There were additionally some nice surprises: Cloverfield, Definitely, Maybe, Forgetting Sarah Marshall (as I have not been the biggest fan of the Apatow school of comedy), JCVD (with none other than Jean-Claude Van Damme delivering a real, full-blooded performance for the first time in a self-parodying role), Taken (a cool action thriller starring Liam Neeson that will be released in the US on January 30) and Tropic Thunder.

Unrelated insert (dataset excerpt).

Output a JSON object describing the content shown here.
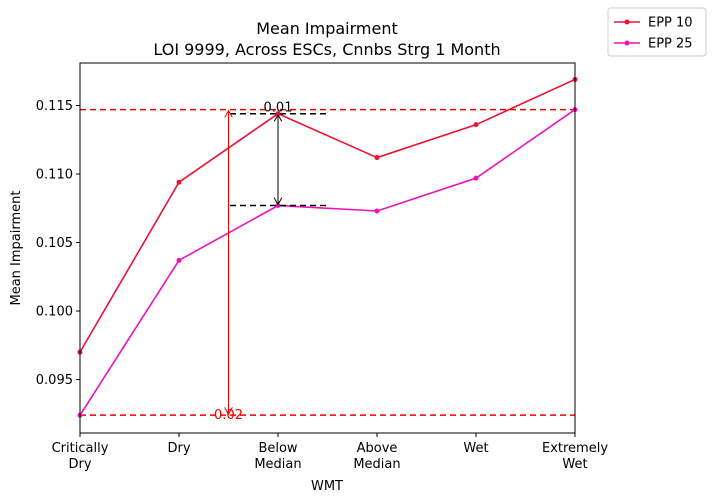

Then there were the year's most disappointing movies: Indiana Jones and the Kingdom of the Crystal Skull (please stop turning to George Lucas for any more creative direction), Quantum of Solace, Righteous Kill, Blindness, Get Smart, Doomsday, and The Curious Case of Benjamin Button.

The worst movies of the year (in order of putridity): Rambo (a most hypocritically and sanctimoniously sadistic film and the sight of people cheering on the violence here really disturbs me), The Mummy: Tomb of the Dragon Emperor, 10,000 B.C., The Love Guru, Fly Me to the Moon, 88 Minutes, The House Bunny, Star Wars: The Clone Wars (again, stop Lucas!), What Happens in Vegas, and Eagle Eye.

And finally, the cinematic carnage that is not even worthy of being labeled a movie: The Hottie & the Nottie.